Bounds for a double integral 
*

*I have to integrate $\mathrm{f}\left(x,y\right) \equiv x^{2} + y^{2}$ over a triangular region with vertices $\left(0,0\right), \left(1,0\right)\ \mbox{and}\ \left(0,1\right)$.

*For my upper bound when integrating in respect to $y$, I got $1 - 1x$. Is this correct, and wouldn't this be the upper bound when integrating in respect to x as well ?. 

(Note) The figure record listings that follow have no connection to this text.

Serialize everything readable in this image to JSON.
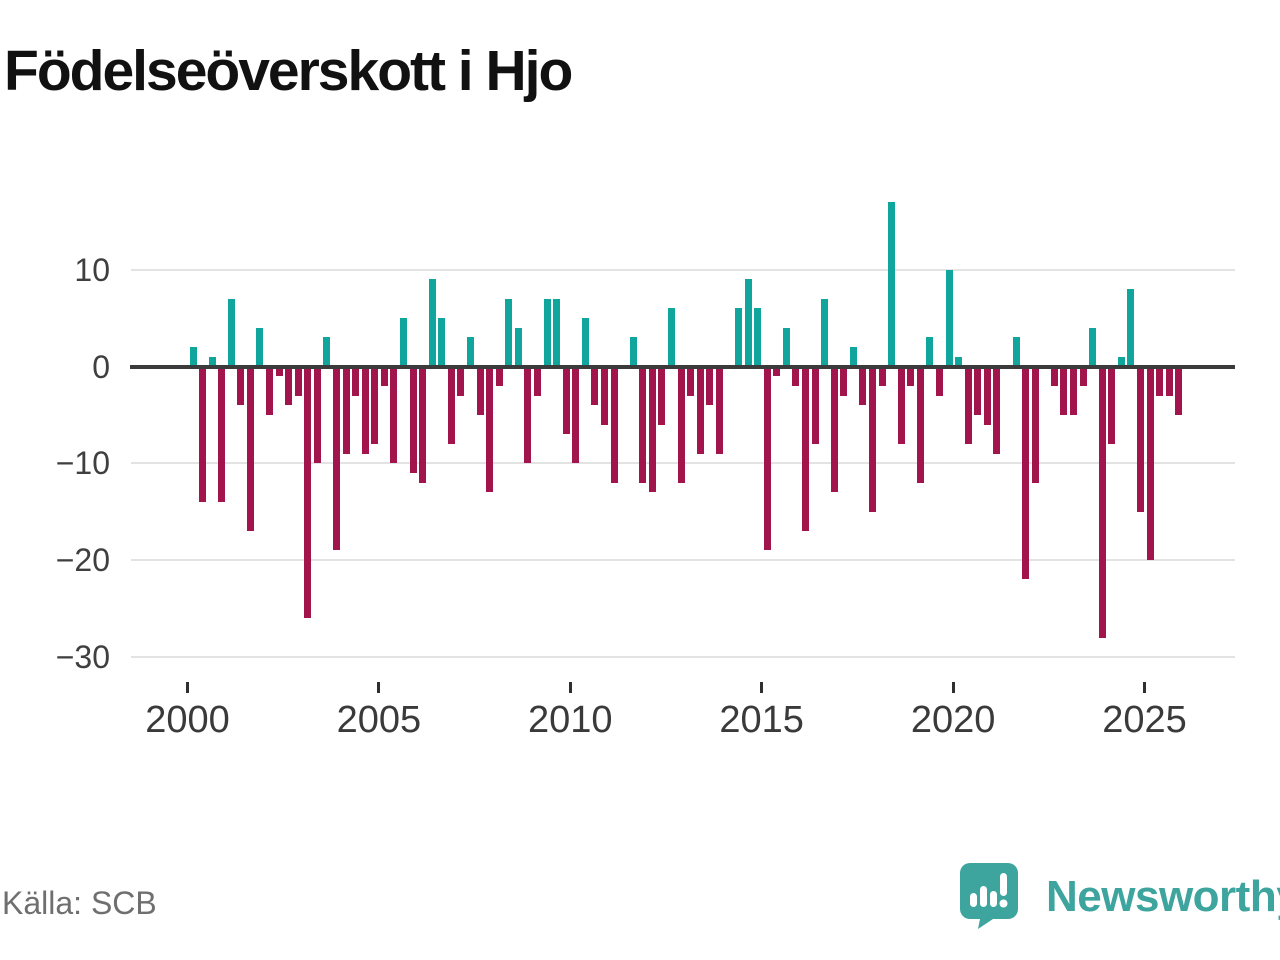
{
  "header": {
    "title": "Födelseöverskott i Hjo"
  },
  "footer": {
    "source": "Källa: SCB",
    "brand": "Newsworthy"
  },
  "colors": {
    "positive_bar": "#10a69e",
    "negative_bar": "#a1144c",
    "zero_line": "#3b3b3b",
    "gridline": "#e3e3e3",
    "brand_teal": "#3da59e",
    "axis_text": "#3a3a3a",
    "source_text": "#6f6f6f"
  },
  "chart_data": {
    "type": "bar",
    "title": "Födelseöverskott i Hjo",
    "xlabel": "",
    "ylabel": "",
    "frequency": "quarterly",
    "x_start_year": 2000,
    "periods_per_year": 4,
    "x_tick_years": [
      2000,
      2005,
      2010,
      2015,
      2020,
      2025
    ],
    "x_tick_labels": [
      "2000",
      "2005",
      "2010",
      "2015",
      "2020",
      "2025"
    ],
    "y_ticks": [
      10,
      0,
      -10,
      -20,
      -30
    ],
    "y_tick_labels": [
      "10",
      "0",
      "−10",
      "−20",
      "−30"
    ],
    "ylim": [
      -30,
      18
    ],
    "grid": true,
    "legend": "none",
    "values": [
      2,
      -14,
      1,
      -14,
      7,
      -4,
      -17,
      4,
      -5,
      -1,
      -4,
      -3,
      -26,
      -10,
      3,
      -19,
      -9,
      -3,
      -9,
      -8,
      -2,
      -10,
      5,
      -11,
      -12,
      9,
      5,
      -8,
      -3,
      3,
      -5,
      -13,
      -2,
      7,
      4,
      -10,
      -3,
      7,
      7,
      -7,
      -10,
      5,
      -4,
      -6,
      -12,
      0,
      3,
      -12,
      -13,
      -6,
      6,
      -12,
      -3,
      -9,
      -4,
      -9,
      0,
      6,
      9,
      6,
      -19,
      -1,
      4,
      -2,
      -17,
      -8,
      7,
      -13,
      -3,
      2,
      -4,
      -15,
      -2,
      17,
      -8,
      -2,
      -12,
      3,
      -3,
      10,
      1,
      -8,
      -5,
      -6,
      -9,
      0,
      3,
      -22,
      -12,
      0,
      -2,
      -5,
      -5,
      -2,
      4,
      -28,
      -8,
      1,
      8,
      -15,
      -20,
      -3,
      -3,
      -5
    ]
  }
}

 A: $\newcommand{\bbx}[1]{\,\bbox[15px,border:1px groove navy]{\displaystyle{#1}}\,}
 \newcommand{\braces}[1]{\left\lbrace\,{#1}\,\right\rbrace}
 \newcommand{\bracks}[1]{\left\lbrack\,{#1}\,\right\rbrack}
 \newcommand{\dd}{\mathrm{d}}
 \newcommand{\ds}[1]{\displaystyle{#1}}
 \newcommand{\expo}[1]{\,\mathrm{e}^{#1}\,}
 \newcommand{\ic}{\mathrm{i}}
 \newcommand{\mc}[1]{\mathcal{#1}}
 \newcommand{\mrm}[1]{\mathrm{#1}}
 \newcommand{\pars}[1]{\left(\,{#1}\,\right)}
 \newcommand{\partiald}[3][]{\frac{\partial^{#1} #2}{\partial #3^{#1}}}
 \newcommand{\root}[2][]{\,\sqrt[#1]{\,{#2}\,}\,}
 \newcommand{\totald}[3][]{\frac{\mathrm{d}^{#1} #2}{\mathrm{d} #3^{#1}}}
 \newcommand{\verts}[1]{\left\vert\,{#1}\,\right\vert}$
\begin{align}
&\bbox[10px,#ffd]{\int_{0}^{1}\int_{0}^{1 - y}\pars{x^{2} + y^{2}}
\dd x\,\dd y} =
\int_{0}^{1}\pars{{1 \over 3} -y + 2y^{2} - {4 \over 3}\,y^{3}}\dd y =
\bbx{1 \over 6}
\end{align}

Another way:
\begin{align}
&\bbox[10px,#ffd]{\int_{0}^{1}\int_{0}^{1}\bracks{x + y < 1}
\pars{x^{2} + y^{2}}\dd x\,\dd y} =
2\int_{0}^{1}\int_{0}^{1}\bracks{x + y < 1}x^{2}\,\dd x\,\dd y
\\[5mm] = &\
2\int_{0}^{1}\int_{0}^{1 - y}x^{2}\,\dd x\,\dd y =
2\int_{0}^{1}\int_{0}^{y}x^{2}\,\dd x\,\dd y =
2\int_{0}^{1}{y^{3} \over 3}\,\dd y
\\[5mm] = &\
{2 \over 3}\times {1 \over 4} = \bbx{1 \over 6}
\end{align}